The parakeet made its home in and around the McKnights’ suburban yard most of the summer, and McKnight watched as the birds’ social order gradually changed: “Instead of being shocked by the odd sounds and sudden flights of the parakeet, they gradually became unfazed…When it flew to the feeder, they joined it – not because they were hungry, but because they wanted to be near the blue parakeet…one time I saw about thirty sparrows surrounding the blue parakeet on the neighbor’s garage.”
McKnight contends that the Bible is full of “blue parakeet” passages – shocking, surprising, provocative passages that fly into our lives, squaking and singing and challenging our cozy backyard religious status quo. The central question of this book: “How do you read the Bible? What happens to you when you encounter blue parakeet passages in the Bible will reveal all you need to know about how you read the Bible.”
The first half of The Blue Parakeet: Rethinking How Your Read The Bible offers readers a great discussion about the overarching Story of the Bible, as well as a thought-provoking exploration about the ways people often read the Bible (Morsels of Law Morsels of Blessing and Promises, Mirrors and Inkblots where we look for images of ourselves in the Bible, Puzzling Together the Pieces to Map God’s Mind, and Maestros, those who read the Bible through the lens of a single character). He invites readers to push past some of the old categories many of us have experienced, particularly in evangelicalism:
I grew up with a specific kind of approach to the Bible, and it has taken me a long time to develop a more complete understanding of the Bible. I grew up with what might be called ‘the authority approach’ to the Bible. Simply put, it works with these words: God, revelation, inspiration, inerrancy, authority, and submission…I believe this is an approach that fosters a relationship with the Bible.
Deep inside I knew there was something wrong with framing our view of the Bible like this. It took me years to put my finger on it. Perhaps I can say it like this: When I read my Bible, the words ‘authority’ and ‘submission’ don’t describe the dynamic I experience. It is not that I think these words are wrong, but I know there is far more to reading the Bible than submitting to authority.
Even those who claim to read the Bible literally aren’t wearing tunics of mixed fibers while stoning false prophets. The Blue Parakeet’s user-friendly discussion about how we discern how to obey God’s words is the heart of the book. This conversation about the discernment process leads into the second half of the book – an exploration of what Scripture has to say about the role of women in the church. McKnight’s choice of this issue serves to illustrate the principles he’s laid out in the first half of the volume.
McKnight begins by telling the story of his experience teaching at Trinity Evangelical Divinity School from 1983-1995. (Let the reader note: my husband is a TEDS grad, and the school is my current employer.) During the years McKnight taught at Trinity, the “role of women in ministry” issue was a highly polarized, emotional and frequently-divisive front-burner affair at the seminary.
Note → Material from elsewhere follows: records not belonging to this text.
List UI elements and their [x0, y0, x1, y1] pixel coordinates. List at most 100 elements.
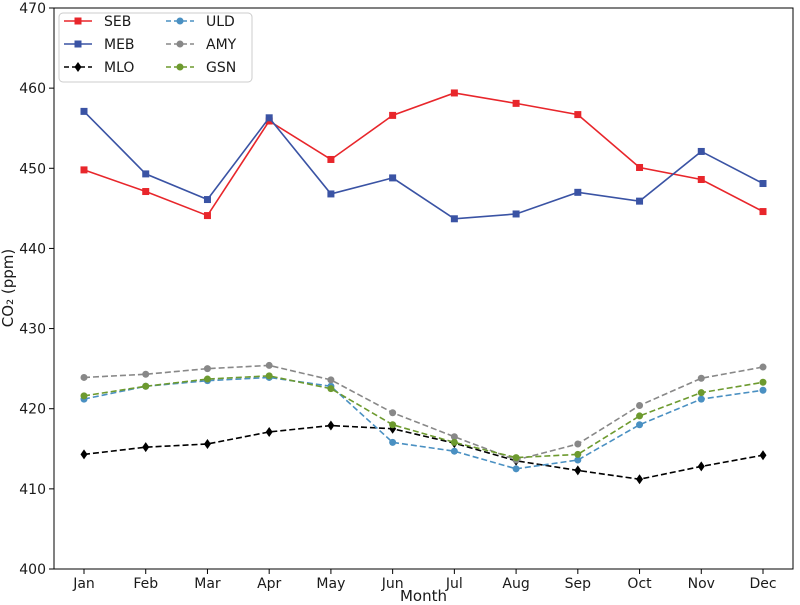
data-point-gsn: [203, 375, 211, 383]
data-point-seb: [636, 163, 644, 171]
data-point-gsn: [450, 438, 458, 446]
data-point-gsn: [759, 378, 767, 386]
data-point-seb: [389, 111, 397, 119]
legend-label-gsn: GSN: [206, 60, 236, 76]
plot-frame: [53, 7, 794, 570]
data-point-meb: [389, 174, 397, 182]
data-point-gsn: [327, 385, 335, 393]
data-point-seb: [203, 212, 211, 220]
x-tick-label: Apr: [257, 576, 281, 592]
series-seb: [80, 89, 767, 220]
y-tick-label: 450: [19, 161, 46, 177]
x-tick-label: Nov: [688, 576, 715, 592]
legend-marker-meb: [74, 40, 82, 48]
y-tick-label: 440: [19, 241, 46, 257]
legend-marker-amy: [176, 40, 184, 48]
series-amy: [80, 361, 767, 464]
data-point-mlo: [80, 449, 88, 460]
y-tick-label: 400: [19, 562, 46, 578]
x-tick-label: May: [316, 576, 345, 592]
data-point-gsn: [512, 454, 520, 462]
data-point-amy: [80, 373, 88, 381]
y-axis: 400 410 420 430 440 450 460 470: [19, 1, 54, 578]
y-tick-label: 470: [19, 1, 46, 17]
legend-label-amy: AMY: [206, 37, 237, 53]
legend-label-seb: SEB: [104, 14, 131, 30]
series-line-seb: [83, 92, 764, 217]
data-point-mlo: [142, 442, 150, 453]
x-axis-label: Month: [400, 587, 447, 605]
data-point-meb: [265, 114, 273, 122]
data-point-meb: [80, 107, 88, 115]
legend-item-mlo: MLO: [64, 60, 134, 76]
data-point-uld: [389, 438, 397, 446]
legend-item-seb: SEB: [64, 14, 131, 30]
data-point-seb: [450, 89, 458, 97]
data-point-meb: [327, 190, 335, 198]
series-line-mlo: [83, 424, 764, 481]
series-line-gsn: [83, 375, 764, 459]
x-tick-label: Dec: [749, 576, 776, 592]
legend-item-gsn: GSN: [166, 60, 236, 76]
y-tick-label: 420: [19, 402, 46, 418]
data-point-meb: [697, 147, 705, 155]
data-point-seb: [142, 188, 150, 196]
x-tick-label: Jul: [445, 576, 463, 592]
data-point-meb: [142, 170, 150, 178]
data-point-gsn: [142, 382, 150, 390]
y-tick-label: 460: [19, 81, 46, 97]
legend: SEB MEB MLO ULD AMY GSN: [58, 12, 253, 83]
x-tick-label: Sep: [565, 576, 592, 592]
data-point-uld: [636, 421, 644, 429]
data-point-amy: [636, 402, 644, 410]
series-line-uld: [83, 376, 764, 470]
data-point-mlo: [327, 420, 335, 431]
data-point-gsn: [265, 372, 273, 380]
data-point-uld: [759, 386, 767, 394]
data-point-meb: [512, 210, 520, 218]
legend-item-uld: ULD: [166, 14, 235, 30]
x-tick-label: Feb: [133, 576, 158, 592]
data-point-meb: [450, 215, 458, 223]
data-point-meb: [636, 197, 644, 205]
data-point-mlo: [759, 450, 767, 461]
y-axis-label: CO₂ (ppm): [0, 249, 17, 327]
data-point-amy: [142, 370, 150, 378]
x-tick-label: Jan: [72, 576, 95, 592]
data-point-gsn: [80, 392, 88, 400]
data-point-mlo: [697, 461, 705, 472]
series-line-meb: [83, 110, 764, 220]
legend-label-meb: MEB: [104, 37, 135, 53]
series-gsn: [80, 372, 767, 462]
legend-marker-uld: [176, 17, 184, 25]
data-point-uld: [697, 395, 705, 403]
data-point-gsn: [574, 450, 582, 458]
data-point-mlo: [203, 438, 211, 449]
legend-box: [58, 12, 253, 83]
data-point-uld: [450, 447, 458, 455]
x-tick-label: Jun: [381, 576, 404, 592]
legend-marker-gsn: [176, 63, 184, 71]
data-point-seb: [697, 176, 705, 184]
series-layer: [80, 89, 767, 485]
legend-marker-mlo: [74, 62, 82, 72]
data-point-gsn: [636, 412, 644, 420]
x-axis: Jan Feb Mar Apr May Jun Jul Aug Sep Oct Nov Dec: [72, 569, 777, 592]
data-point-amy: [574, 440, 582, 448]
data-point-uld: [512, 465, 520, 473]
data-point-seb: [80, 166, 88, 174]
data-point-amy: [327, 376, 335, 384]
legend-label-mlo: MLO: [104, 60, 134, 76]
series-meb: [80, 107, 767, 223]
data-point-amy: [203, 365, 211, 373]
data-point-seb: [574, 111, 582, 119]
data-point-amy: [697, 374, 705, 382]
data-point-meb: [759, 180, 767, 188]
legend-item-meb: MEB: [64, 37, 135, 53]
data-point-meb: [574, 188, 582, 196]
data-point-gsn: [697, 389, 705, 397]
y-tick-label: 430: [19, 322, 46, 338]
data-point-amy: [389, 409, 397, 417]
x-tick-label: Aug: [502, 576, 529, 592]
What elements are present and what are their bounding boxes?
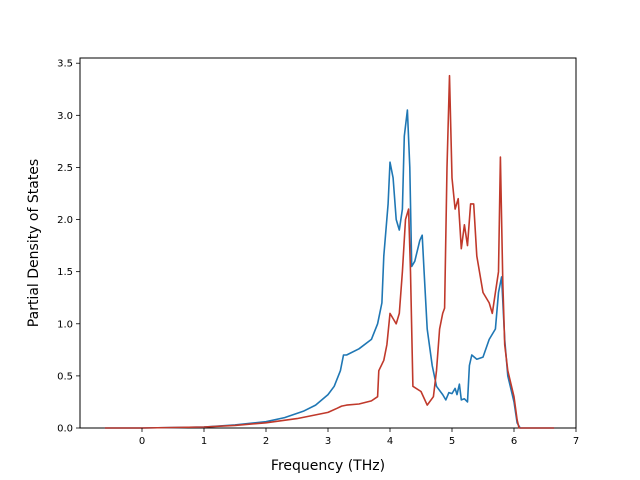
- series-layer: [104, 74, 555, 429]
- x-tick-label: 5: [449, 436, 455, 447]
- y-axis-label: Partial Density of States: [26, 159, 42, 327]
- x-tick-label: 4: [387, 436, 393, 447]
- y-tick-label: 3.0: [57, 111, 73, 122]
- y-tick-label: 2.5: [57, 163, 73, 174]
- x-tick-label: 1: [201, 436, 207, 447]
- x-tick-label: 0: [139, 436, 145, 447]
- x-axis-ticks: 0 1 2 3 4 5 6 7: [139, 428, 579, 447]
- x-tick-label: 2: [263, 436, 269, 447]
- y-tick-label: 2.0: [57, 215, 73, 226]
- y-tick-label: 1.5: [57, 267, 73, 278]
- y-tick-label: 0.0: [57, 424, 73, 435]
- series-line-1: [104, 109, 555, 429]
- x-axis-label: Frequency (THz): [271, 458, 385, 474]
- x-tick-label: 7: [573, 436, 579, 447]
- y-tick-label: 0.5: [57, 371, 73, 382]
- x-tick-label: 6: [511, 436, 517, 447]
- series-line-2: [104, 74, 555, 429]
- x-tick-label: 3: [325, 436, 331, 447]
- y-tick-label: 1.0: [57, 319, 73, 330]
- y-tick-label: 3.5: [57, 59, 73, 70]
- y-axis-ticks: 0.0 0.5 1.0 1.5 2.0 2.5 3.0 3.5: [57, 59, 80, 435]
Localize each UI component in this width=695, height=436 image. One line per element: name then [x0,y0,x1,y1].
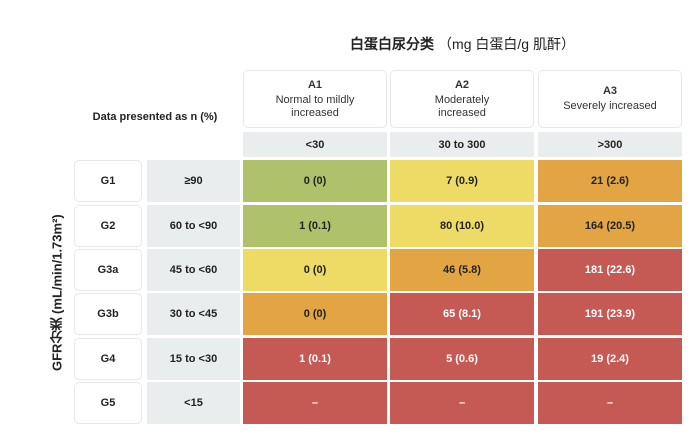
table-cell: 0 (0) [243,160,387,202]
table-cell: – [538,382,682,424]
title-main: 白蛋白尿分类 [350,36,435,52]
row-range: 30 to <45 [147,293,240,335]
data-presented-label: Data presented as n (%) [92,111,218,123]
row-range: ≥90 [147,160,240,202]
column-code: A3 [602,85,618,97]
table-cell: 19 (2.4) [538,338,682,380]
table-cell: 0 (0) [243,293,387,335]
column-code: A1 [307,78,323,91]
table-cell: 65 (8.1) [390,293,534,335]
column-range: >300 [538,132,682,157]
table-title: 白蛋白尿分类 （mg 白蛋白/g 肌酐） [243,32,682,56]
row-code-g1: G1 [74,160,142,202]
table-cell: 164 (20.5) [538,205,682,247]
row-code-g3a: G3a [74,249,142,291]
table-cell: – [243,382,387,424]
column-desc: Normal to mildly increased [275,93,355,119]
column-desc: Moderately increased [434,93,490,119]
table-cell: 7 (0.9) [390,160,534,202]
title-unit: （mg 白蛋白/g 肌酐） [438,36,575,52]
row-range: <15 [147,382,240,424]
table-cell: 80 (10.0) [390,205,534,247]
table-cell: 5 (0.6) [390,338,534,380]
row-code-g4: G4 [74,338,142,380]
table-cell: 1 (0.1) [243,338,387,380]
column-header-a1: A1 Normal to mildly increased [243,70,387,128]
row-code-g2: G2 [74,205,142,247]
table-cell: – [390,382,534,424]
column-header-a2: A2 Moderately increased [390,70,534,128]
column-header-a3: A3 Severely increased [538,70,682,128]
column-range: <30 [243,132,387,157]
table-cell: 1 (0.1) [243,205,387,247]
column-range: 30 to 300 [390,132,534,157]
row-range: 60 to <90 [147,205,240,247]
column-code: A2 [454,78,470,91]
table-cell: 21 (2.6) [538,160,682,202]
table-cell: 191 (23.9) [538,293,682,335]
table-cell: 0 (0) [243,249,387,291]
row-code-g3b: G3b [74,293,142,335]
table-cell: 46 (5.8) [390,249,534,291]
table-cell: 181 (22.6) [538,249,682,291]
row-code-g5: G5 [74,382,142,424]
y-axis-label: GFR分类 (mL/min/1.73m²) [49,214,65,371]
row-range: 45 to <60 [147,249,240,291]
row-range: 15 to <30 [147,338,240,380]
column-desc: Severely increased [563,100,657,112]
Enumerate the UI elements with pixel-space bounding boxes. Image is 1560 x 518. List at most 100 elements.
Those on all sides (which is pretty much another way of saying “both sides”) of the issue claimed that their interpretation and application of the blue parakeet texts about women was THE ONE which best captured God’s intent and direction on the issue. I loved McKnight’s courage in talking about the way he navigated the turmoil at TEDS, and appreciated his thoughtful, faithful analysis of what the New Testament both reports and commands about women’s role in ministry. The book concludes with a couple of great appendices, and some interesting first-century thoughts about women.
This 235-page book is written for a popular audience, and McKnight’s warm writing style and touches of humor transform what is usually dense, academic subject matter into the kind of material that everyday Christians like you and I can apply…and which will transform us, if we let it, into people that welcome blue parakeets into our own backyards.